The 238-page Department of Planning, Transport and Infrastructure report into the port plan found that “on balance… the proposal can be supported subject to additional requirements (including reserved matters for further assessment) and conditions”.
It concluded that the social, environmental and economic impacts had been considered and could be managed via plans and strategies in consultation with state and federal agencies along with an EPA licence, with a governance group including the federal department of Agriculture, Water and Environment and Kangaroo Island Council to monitor the project.

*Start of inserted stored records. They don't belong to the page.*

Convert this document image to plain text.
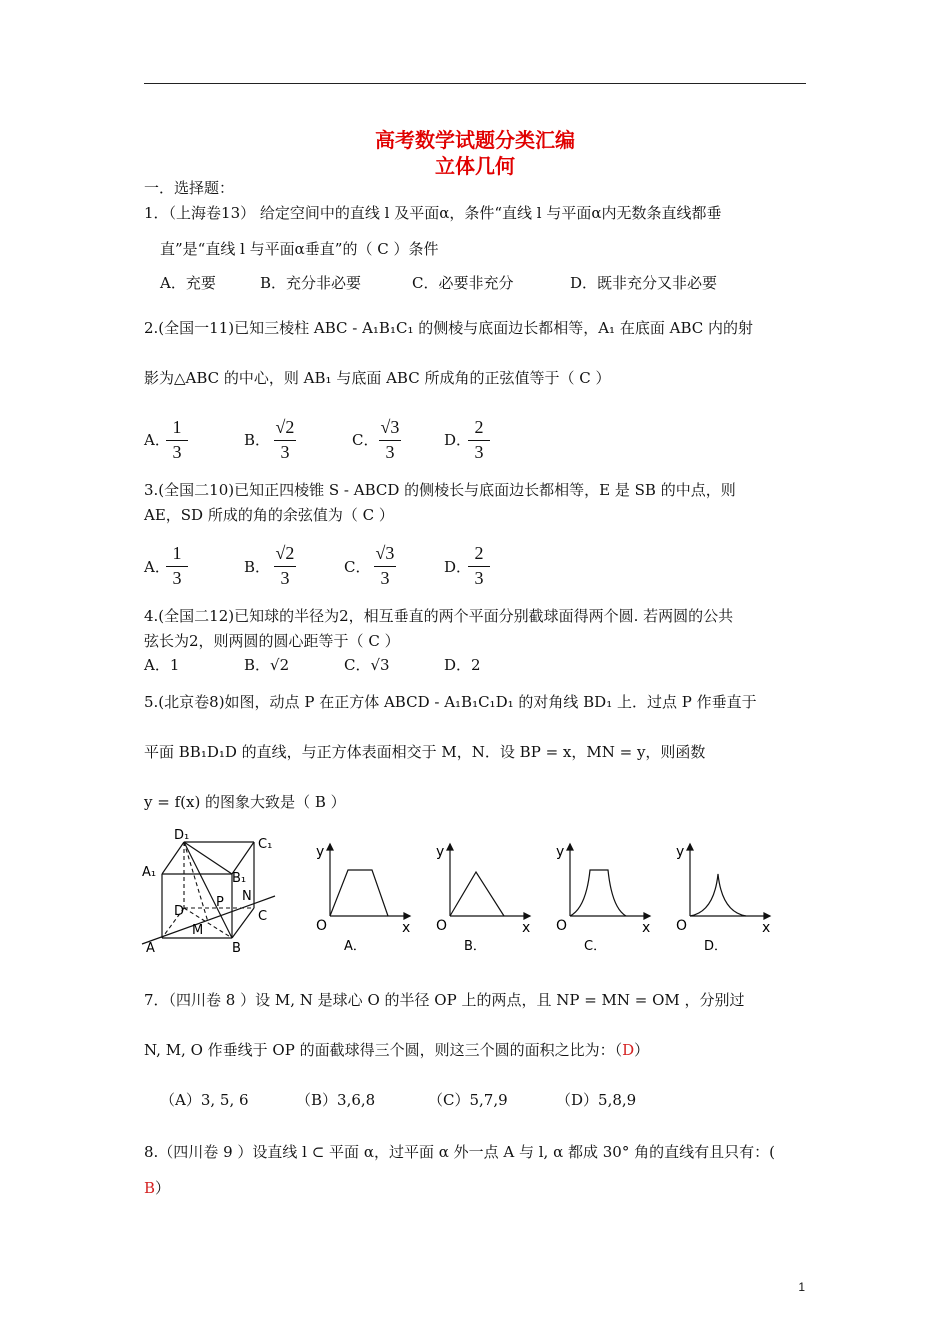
高考数学试题分类汇编
立体几何
一．选择题：
1．（上海卷13） 给定空间中的直线 l 及平面α，条件“直线 l 与平面α内无数条直线都垂
直”是“直线 l 与平面α垂直”的（ C ）条件
A．充要	B．充分非必要	C．必要非充分	D．既非充分又非必要
2.(全国一11)已知三棱柱 ABC - A₁B₁C₁ 的侧棱与底面边长都相等，A₁ 在底面 ABC 内的射
影为△ABC 的中心，则 AB₁ 与底面 ABC 所成角的正弦值等于（ C ）
A．
1
3
B．
√2
3
C．
√3
3
D．
2
3
3.(全国二10)已知正四棱锥 S - ABCD 的侧棱长与底面边长都相等，E 是 SB 的中点，则
AE，SD 所成的角的余弦值为（ C ）
A．
1
3
B．
√2
3
C．
√3
3
D．
2
3
4.(全国二12)已知球的半径为2，相互垂直的两个平面分别截球面得两个圆. 若两圆的公共
弦长为2，则两圆的圆心距等于（ C ）
A．1	B．√2	C．√3	D．2
5.(北京卷8)如图，动点 P 在正方体 ABCD - A₁B₁C₁D₁ 的对角线 BD₁ 上．过点 P 作垂直于
平面 BB₁D₁D 的直线，与正方体表面相交于 M，N．设 BP = x，MN = y，则函数
y = f(x) 的图象大致是（ B ）
D₁
C₁
A₁	B₁
N
P
D	C
M
A	B
y
O	x
A．
y
O	x
B．
y
O	x
C．
y
O	x
D．
7．（四川卷 8 ）设 M, N 是球心 O 的半径 OP 上的两点，且 NP = MN = OM ，分别过
N, M, O 作垂线于 OP 的面截球得三个圆，则这三个圆的面积之比为：（D）
（A）3, 5, 6	（B）3,6,8	（C）5,7,9	（D）5,8,9
8.（四川卷 9 ）设直线 l ⊂ 平面 α，过平面 α 外一点 A 与 l, α 都成 30° 角的直线有且只有：(
B）
1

Lamb said pushing the trees over would begin immediately while the burning was unlikely to start until at least April next year.
He said the company was yet to decide whether it would manage the agricultural land itself, lease it out or sell it off.
“We’ll keep pushing until everything is pushed over but the burning season is limited from after Anzac Day until it gets too wet and then a small window in spring before it gets too dry,” Lamb said.
“The western part of Kangaroo Island is a bit too wet for reliable cropping so mostly it will mostly be a livestock play and we’re working through those options now.
“To have a 25,000 ha estate almost in a single line in high rainfall, high productivity country in Australia is quite unique – there are not many agricultural enterprises of that scale so there is great opportunity for the company and for the shareholders to realise the value of that business one way or another.”
The building industry has flagged the fire-affected Kangaroo Island timber as a possible solution to the state’s timber shortages caused by a lack of supply and booming demand.
KIPT began using SeaLink’s ferry service from Penneshaw to Cape Jervis in February to begin trucking softwood logs to the mainland.
The loaded trucks then drive from Cape Jervis to Port Adelaide where KIPT has established a depot to store timber before it can be on sold to local sawmills or shipped overseas.
However, the quantities have not been enough to make a significant dent in KIPT’s stockpiles or reduce the pressure on supply.
Lamb said the company had been trying to establish alternate routes for shipping logs off the island for 18 months including via Kingscote and American River.
“We’ve encountered obstacles at every turn so the company’s view is that it has the capacity to just get on with that reversion program but if governments or third parties want to work with us on the salvage program we are very happy to do that,” he said.
“We are very mindful that South Australia has a timber shortage and we have 300,000 tonnes of high-quality structural timber that would make 10,000 homes and we are very mindful that there is great interest in salvaging it but at the moment we can’t get it off the island economically so that’s where the challenge lies.
“We’re still doing the harvesting right now but we are down to one truck a day on the ferry because it’s a wintertime service and we need to be doing 10 trucks an hour, not one truck a day.
“We need substantial assistance to get some activity going through Kingscote … but so far we’ve heard nothing.”
James Davies will be appointed KIPT executive chairman at the AGM in late October.
Current chairman Paul McKenzie will remain as a non-executive director.
The managing director position will not be replaced following Lamb’s retirement.
Trading of KIPT shares resumed this morning after being placed in a trading halt on Monday afternoon when they lost almost 10 per cent of their value in just 40 minutes.
The share price recovered quickly at first this morning but was just one cent up on its opening quote of $1.05 at noon.
KIPT has a market capitalisation of $59.58 million and was ranked No.69 in InDaily’s 2020 South Australian Business Index of the state’s top 100 company’s.